What else, blog. It's the 21st anniversery of my father's death today and I spent it a little mad at him-- he hasn't been keeping the best watch lately etc.

I'll tell you a little story about my father, blog.

He was a good guy. He was very smart and creative but not in the way the rest of us are. He took life and authority and all that seriously. He wasn't I guess... an artist.  He wasn't very generous .In contrast to my mother he seemed downright cheap. My mother is the opposite of cheap. Ok, I'll say it... my father  was cheap. But.  He had a thousand other characteristics  and quirks that made him intersting and so in his funeral when the rabbi(who never met him) gave his speech and went off on how generous he was to his family it was an awkward inner moment that sister, mother,and I shared inwardly at the funeral parlor,  and then later on outwardly between ourselves.
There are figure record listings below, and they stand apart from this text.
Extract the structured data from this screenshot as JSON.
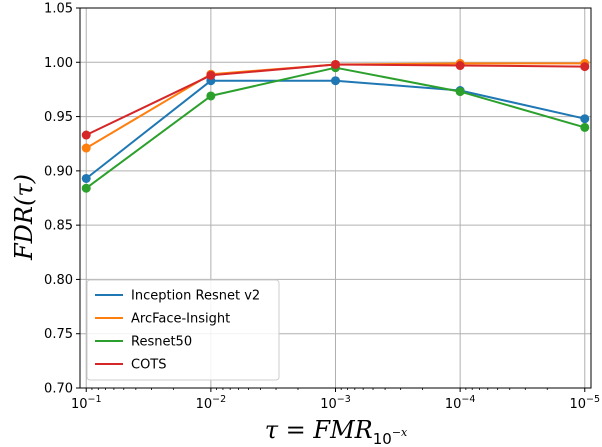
{
  "chart_data": {
    "type": "line",
    "x_tick_labels": [
      {
        "base": "10",
        "exp": "−1"
      },
      {
        "base": "10",
        "exp": "−2"
      },
      {
        "base": "10",
        "exp": "−3"
      },
      {
        "base": "10",
        "exp": "−4"
      },
      {
        "base": "10",
        "exp": "−5"
      }
    ],
    "x": [
      0.1,
      0.01,
      0.001,
      0.0001,
      1e-05
    ],
    "x_scale": "log",
    "x_direction": "decreasing",
    "xlabel": {
      "text": "τ = FMR",
      "sub": "10",
      "sup": "−x"
    },
    "ylabel": "FDR(τ)",
    "ylim": [
      0.7,
      1.05
    ],
    "y_ticks": [
      "0.70",
      "0.75",
      "0.80",
      "0.85",
      "0.90",
      "0.95",
      "1.00",
      "1.05"
    ],
    "grid": true,
    "legend_position": "lower-left",
    "series": [
      {
        "name": "Inception Resnet v2",
        "color": "#1f77b4",
        "values": [
          0.893,
          0.983,
          0.983,
          0.974,
          0.948
        ]
      },
      {
        "name": "ArcFace-Insight",
        "color": "#ff7f0e",
        "values": [
          0.921,
          0.989,
          0.998,
          0.999,
          0.999
        ]
      },
      {
        "name": "Resnet50",
        "color": "#2ca02c",
        "values": [
          0.884,
          0.969,
          0.995,
          0.973,
          0.94
        ]
      },
      {
        "name": "COTS",
        "color": "#d62728",
        "values": [
          0.933,
          0.988,
          0.998,
          0.997,
          0.996
        ]
      }
    ]
  }
}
 I would ask my father say for ... anything and he'd say... " you don't need that." When I was 18 I gave him a whole sermon about how all we need is a vitamin and water etc, and he was impressed.
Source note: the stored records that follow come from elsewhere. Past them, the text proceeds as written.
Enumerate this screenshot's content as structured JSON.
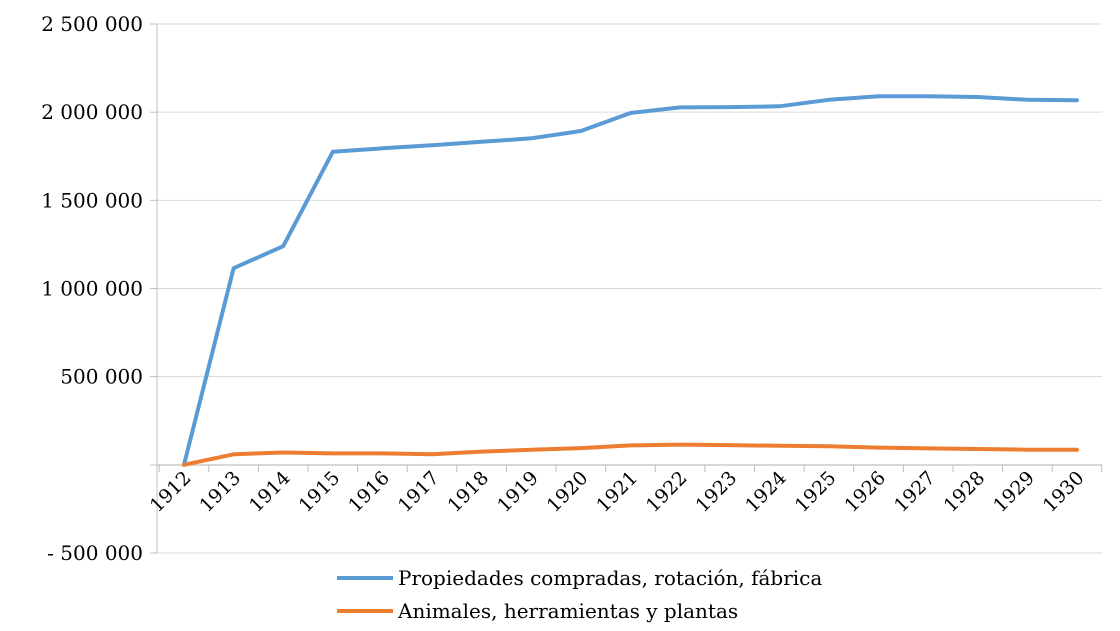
{
  "chart_data": {
    "type": "line",
    "title": "",
    "xlabel": "",
    "ylabel": "",
    "categories": [
      "1912",
      "1913",
      "1914",
      "1915",
      "1916",
      "1917",
      "1918",
      "1919",
      "1920",
      "1921",
      "1922",
      "1923",
      "1924",
      "1925",
      "1926",
      "1927",
      "1928",
      "1929",
      "1930"
    ],
    "ylim": [
      -500000,
      2500000
    ],
    "yticks": [
      {
        "value": 2500000,
        "label": "2 500 000"
      },
      {
        "value": 2000000,
        "label": "2 000 000"
      },
      {
        "value": 1500000,
        "label": "1 500 000"
      },
      {
        "value": 1000000,
        "label": "1 000 000"
      },
      {
        "value": 500000,
        "label": "500 000"
      },
      {
        "value": -500000,
        "label": "- 500 000"
      }
    ],
    "grid": true,
    "legend_position": "bottom",
    "series": [
      {
        "name": "Propiedades compradas, rotación, fábrica",
        "color": "#5B9BD5",
        "values": [
          0,
          1115000,
          1240000,
          1775000,
          1795000,
          1812000,
          1832000,
          1852000,
          1893000,
          1995000,
          2027000,
          2029000,
          2033000,
          2070000,
          2090000,
          2090000,
          2086000,
          2070000,
          2068000
        ]
      },
      {
        "name": "Animales, herramientas y plantas",
        "color": "#ED7D31",
        "values": [
          0,
          60000,
          70000,
          65000,
          65000,
          60000,
          75000,
          85000,
          95000,
          110000,
          115000,
          112000,
          108000,
          105000,
          98000,
          93000,
          90000,
          86000,
          85000
        ]
      }
    ]
  }
}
Me: "Daddy, this whole you don't need that is just no sensible. We need what? a vitamin and water?"
My father: Hmmm, you're right.

Well, all his self deprival and non generosity had an ironic twist, I guess you could say. He died very unexpectedly and because he never spent any money on himself or us and he never missed any days of school(he was a teacher) he left me and my sister a lot of money. I never once thought about what my father or mother would leave me but it was shocking that my father would end up leaving us so much.  I was 19 at the time and my sister 21 and suddenly we had pretty big bank accounts. That's a whole other story. A lot of money came from the fact that he never missed work for years on end.
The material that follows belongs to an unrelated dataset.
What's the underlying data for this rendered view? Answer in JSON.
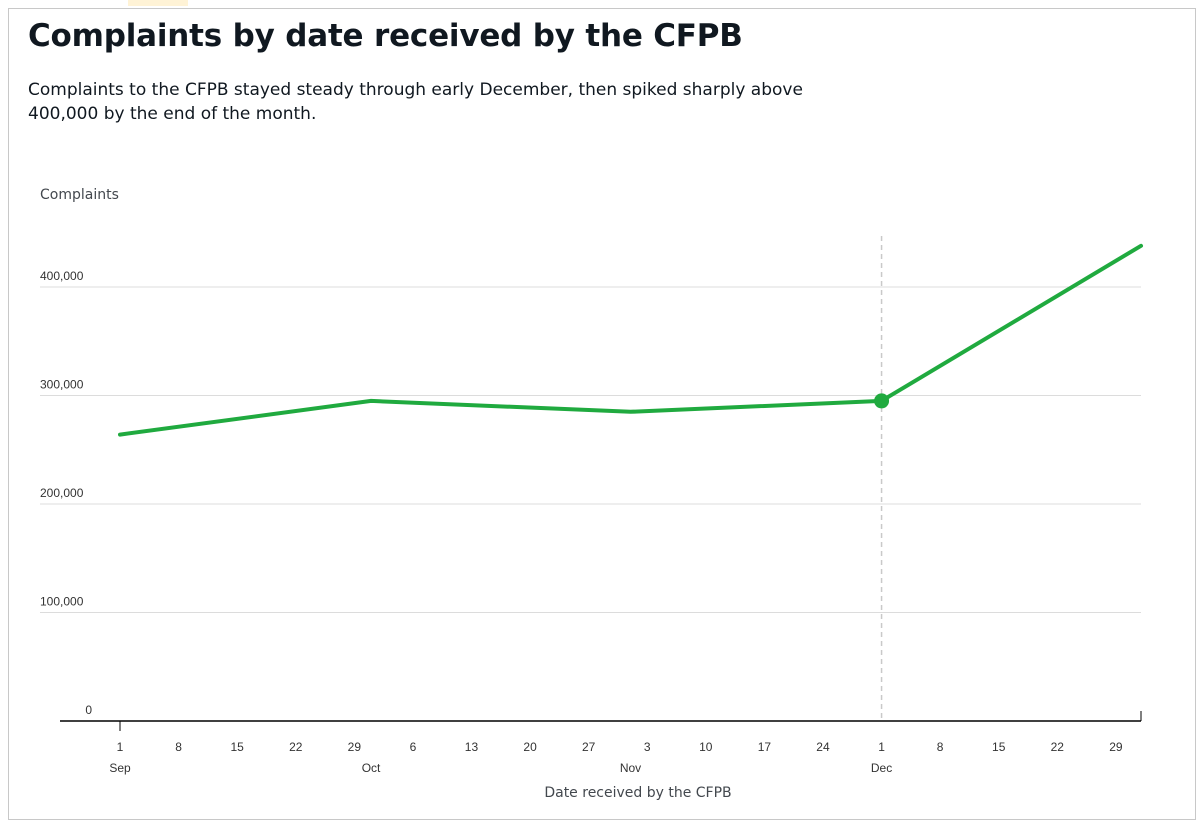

My father died very unexpectely. I was told my father had cancer when I was 17 but for a year before he died I was told he was in remission(Lymphoma) and barring the cancer's return he was fine. He was. But, then a phone call to my dorm room in Westchester , told the wrong hospital by mother, Brooklyn something hospital not brookdale, doctor on phone saying after hours of me alone and  calling around frantically, " He expired at 11 a.m" blah blah misery anguish soul cracks  etc.  Apparently the chemo weakened him and he just got pneumonia then cardiac arrest and then according to his rotten doctor.... " expired at 11. am"
I'd never get to know him like I wanted to know him. Today, it is unbearable to think how I got to know my mother in such a different and profound way and how my father died so much a mystery to me and my sister.  I often think about what he would make of this new world now that he's missed the last 21 years. He was a history teacher and buff and I think he'd be horrified to come see so much that has happened in his absence. He'd be amazed, sure, but I don't see him liking all the cell phones and computers and anti israelism among the democrats and he'd think obama was a big nothing.  He was a very strong democrat but very pro Israel etc and I think he'd have a hard time having to deal with that.  I think he'd be very saddened by the new generation of  Diaspora jews  when just a generation before their wimpy self interest  and generalized complacence played a large part in the death of six million jews.

Antecdotewise, there's so many. But, what happened on his 51st birthday party was the most memorable to me. I was visiting my father(parents seperated) and we were going to see his truly awful family for some birthday dinner  and he dreaded it and I dreaded it  and indeed it was awful and his mother, my grandmother requested I give her half my fish entree because that is something she would do. She didn't order anything and took half mine though there were about 9 family members there and I hadn't seen her in a few years.
But before this grandma stole my fish experience, my father and i were sitting in his kitchen and suddenly this curiosity hit me and I said, "Daddy, when did your father die?" And he said, " 51" and I said "when did your grandfather die?" And he said, " 51" and I remember giving a nervous laugh and saying, "Well, at least you'll stop that pattern." 7 months later he died at 51.

for 21 years now he's in a better place. I have no doubt about that. But, today, for the first time in the 21 years of knowing that october 20 has meaning-- I am angry with him -- for letting me my sister, and I suffer so much down here. Can't he and my mother's mother ,brother and father and grandfather and my step grandfather  put their heads together in heaven and help us out just a little -- way down here?